Tuesday 16 May 2017: Into the Unknown

At present, I’m working on bibliographic and citation data. Appropriately, my peaceful shared office in the Moore Library has two feet of books with titles like Essential Cataloguing. I’m mulling over Wikidata issues, particularly its solution to patchiness in data with values marked “unknown”, and some more traditional approaches.

Authors can be troublesome. Walter Scott’s first novel, Waverley, was published anonymously in 1814. Subsequent novels claimed to be by the “Author of Waverley”, and by the time Sir Walter Scott, now a baronet, owned up to the open secret of his authorship in 1827, two dozen books had appeared in the series. One can imagine librarians heaving a sigh of relief, that the Waverley novels could now snuggle up to Scott’s poetry books. Until then, that placeholder name had to be an “unknown thing”.

[Question Mark image]

Swift change of scene, and imagine having to deal with a problem with a substantial number of “known unknowns”. One way to go about it is simply to research all those unknowns. Another is to hope for more insight into the problem’s structure, as a first step.

So, why and how would anybody do that, beyond procrastination? Certainly, “why” can be answered as “anti-blob”, or in other words a protest against drudgery and on behalf of brainwork and concepts. As to how, I think there are hints available from logical ideas, but also from everyday logistics, such as journey planning. We’ll get to that.

The thing that has most impressed me in Wikidata, over the past couple of months, has been the query that can “look round corners”, as I would put it. How the queries work is for another time: today I’m after the corner concept. From the logical perspective, this style of query is seeking out “attributes of attributes”. Help, please, an example!

Think about the concept of the non-playing team captain, in some sport: for example in Davis Cup tennis. The team has a captain; the captain has a sports career, and (realistically) has retired. If so, the retirement date would be an attribute of the captain; and who the captain is an attribute of the team. On Wikidata, the captain could appear on the Davis Cup team’s item; and the retirement date on the captain’s item, which is linked from the team’s item. WE could access it by that route, assessing the captain’s recent active tennis experience.

So, getting back to Walter Scott, the placeholder concept “Author of Waverley” isn’t mere dickering on. It gives a corner to “look round”, from an item about a novel. It was always possible, at least, to shelve Scott’s novels together. In problem-solving, there is a constructivist idea about implication that goes back to Andrey Kolmogorov, certainly one of the major mathematicians of the 20th century. It says that the implication of problem A for problem B has an operational form, if we have a method that makes us a solution for problem B, with input a solution to problem A.

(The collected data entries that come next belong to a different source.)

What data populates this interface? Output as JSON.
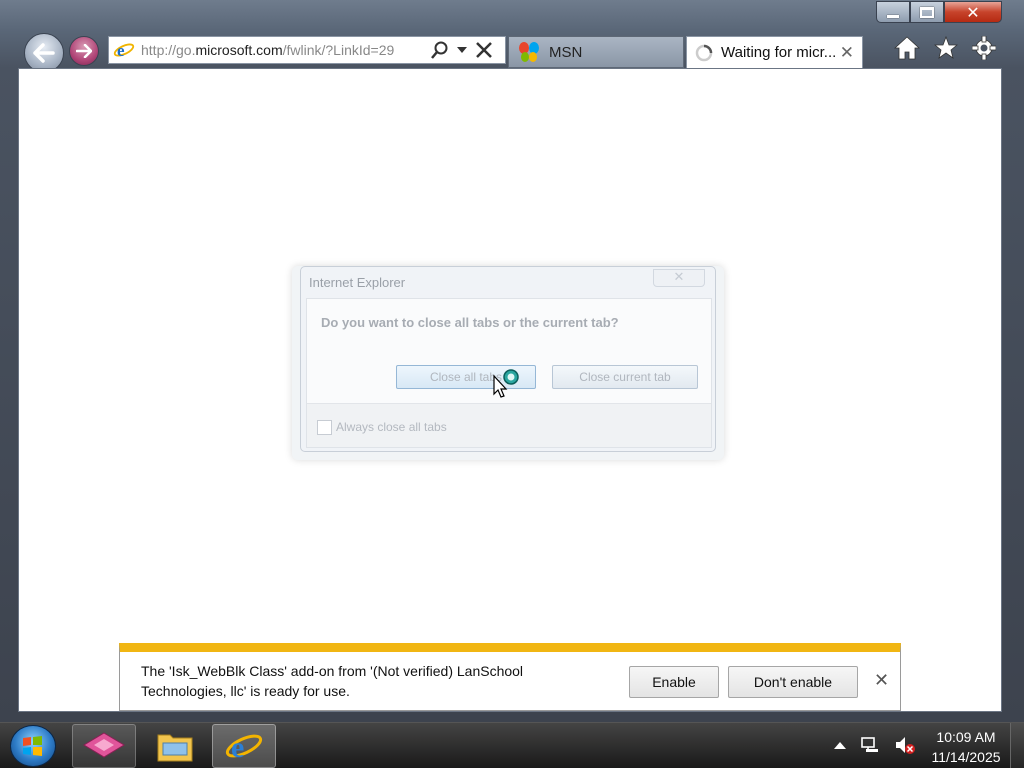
{
  "browser": {
    "address": {
      "prefix": "http://go.",
      "domain": "microsoft.com",
      "path": "/fwlink/?LinkId=29"
    },
    "tabs": [
      {
        "label": "MSN",
        "icon": "msn-butterfly-icon",
        "active": false
      },
      {
        "label": "Waiting for micr...",
        "icon": "loading-spinner-icon",
        "active": true
      }
    ],
    "toolbar_icons": [
      "home-icon",
      "favorites-star-icon",
      "tools-gear-icon"
    ]
  },
  "dialog": {
    "title": "Internet Explorer",
    "question": "Do you want to close all tabs or the current tab?",
    "close_all_label": "Close all tabs",
    "close_current_label": "Close current tab",
    "always_close_label": "Always close all tabs",
    "always_close_checked": false
  },
  "notification": {
    "message": "The 'Isk_WebBlk Class' add-on from '(Not verified) LanSchool Technologies, llc' is ready for use.",
    "enable_label": "Enable",
    "dont_enable_label": "Don't enable",
    "accent_color": "#f1b613"
  },
  "taskbar": {
    "pinned": [
      "start-orb-icon",
      "app-icon",
      "file-explorer-icon",
      "internet-explorer-icon"
    ],
    "time": "10:09 AM",
    "date": "11/14/2025"
  }
}
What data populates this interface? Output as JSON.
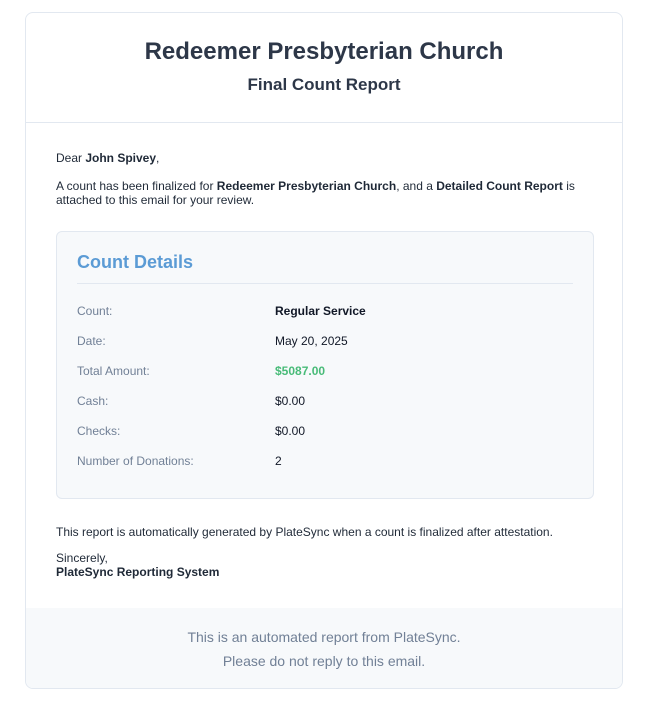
{
  "header": {
    "org_name": "Redeemer Presbyterian Church",
    "report_title": "Final Count Report"
  },
  "body": {
    "greeting_prefix": "Dear ",
    "recipient": "John Spivey",
    "greeting_suffix": ",",
    "intro_part1": "A count has been finalized for ",
    "intro_org": "Redeemer Presbyterian Church",
    "intro_part2": ", and a ",
    "intro_report": "Detailed Count Report",
    "intro_part3": " is attached to this email for your review."
  },
  "details": {
    "title": "Count Details",
    "rows": [
      {
        "label": "Count:",
        "value": "Regular Service"
      },
      {
        "label": "Date:",
        "value": "May 20, 2025"
      },
      {
        "label": "Total Amount:",
        "value": "$5087.00"
      },
      {
        "label": "Cash:",
        "value": "$0.00"
      },
      {
        "label": "Checks:",
        "value": "$0.00"
      },
      {
        "label": "Number of Donations:",
        "value": "2"
      }
    ],
    "total_color": "#48bb78",
    "title_color": "#5b9bd5"
  },
  "closing": {
    "note": "This report is automatically generated by PlateSync when a count is finalized after attestation.",
    "sincerely": "Sincerely,",
    "sender": "PlateSync Reporting System"
  },
  "footer": {
    "line1": "This is an automated report from PlateSync.",
    "line2": "Please do not reply to this email."
  }
}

What we can call a “Kolmogorov corner”, therefore, talks about an intermediate goal A on the way to solving B. The solution, if we can access it this way, would be a procedure applied to a procedure. This is nothing more than a heuristic. But it may yield insight, since A itself may not involve all the unknowns. So it can be, with timetables, which are rarely read cover-to-cover. How do we read them?

To make it on time to an appointment on the other side of town, when I know I’ll have to take a bus and then a train, I could work out a plausible train to catch and only then consult a bus timetable for a connecting service. That approach has advantages over reading both timetables at once. To make the analogy clearer, the “plausible train” is a placeholder, which is turned into a target time of arrival at the train station. We do try to economise the effort of consulting timetables, and we do at an intuitive level gather the implications of the presence or absence of connections.

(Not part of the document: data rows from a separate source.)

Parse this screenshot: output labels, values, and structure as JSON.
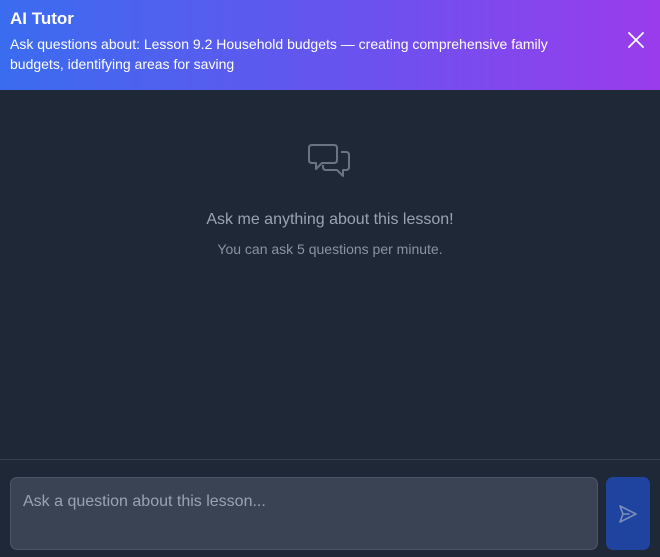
{
  "header": {
    "title": "AI Tutor",
    "subtitle": "Ask questions about: Lesson 9.2 Household budgets — creating comprehensive family budgets, identifying areas for saving",
    "close_icon": "close-icon",
    "gradient_start": "#3a6cf0",
    "gradient_end": "#9a3cec"
  },
  "empty_state": {
    "icon": "chat-bubbles-icon",
    "title": "Ask me anything about this lesson!",
    "subtitle": "You can ask 5 questions per minute."
  },
  "composer": {
    "placeholder": "Ask a question about this lesson...",
    "value": "",
    "send_icon": "send-icon",
    "send_color": "#1f44a0"
  }
}
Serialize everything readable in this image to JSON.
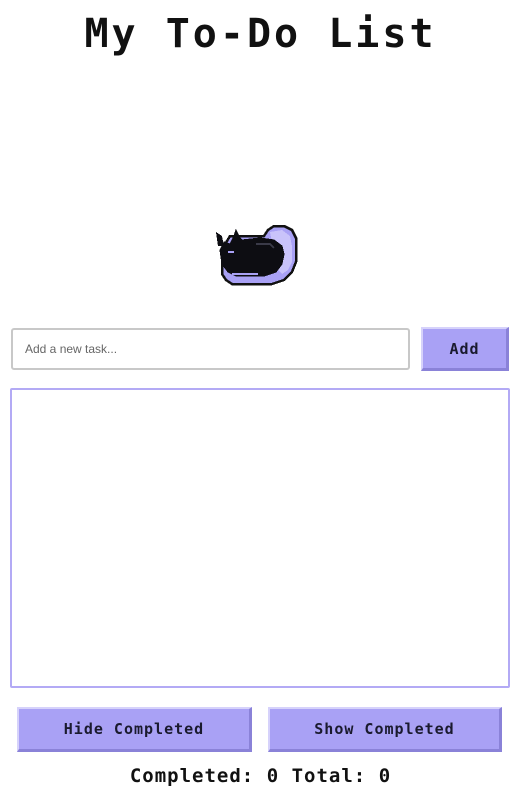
{
  "app": {
    "title": "My To-Do List"
  },
  "mascot": {
    "icon": "sleeping-cat-icon",
    "accent_color": "#a9a1f5"
  },
  "input": {
    "placeholder": "Add a new task...",
    "value": ""
  },
  "buttons": {
    "add_label": "Add",
    "hide_completed_label": "Hide Completed",
    "show_completed_label": "Show Completed"
  },
  "tasks": [],
  "stats": {
    "completed_label": "Completed:",
    "completed_count": "0",
    "total_label": "Total:",
    "total_count": "0"
  },
  "colors": {
    "button_bg": "#a9a1f5",
    "list_border": "#b3aaf5"
  }
}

In the data world, it turns out, using placeholders for missing values is a “glass half full” approach to patchy information, though obviously a placeholder can have no warranty. It is a coping strategy, and parsimonious with effort. In contrast, the code world is “glass half empty” about values: the computer can be stuck in a loop, and Turing told us that we may be completely at the code’s mercy when it comes to how long it takes for an answer to turn up. The optimist says “you never know what’s just round the corner”, the pessimist worries that it is the accusation “you are the weakest link!”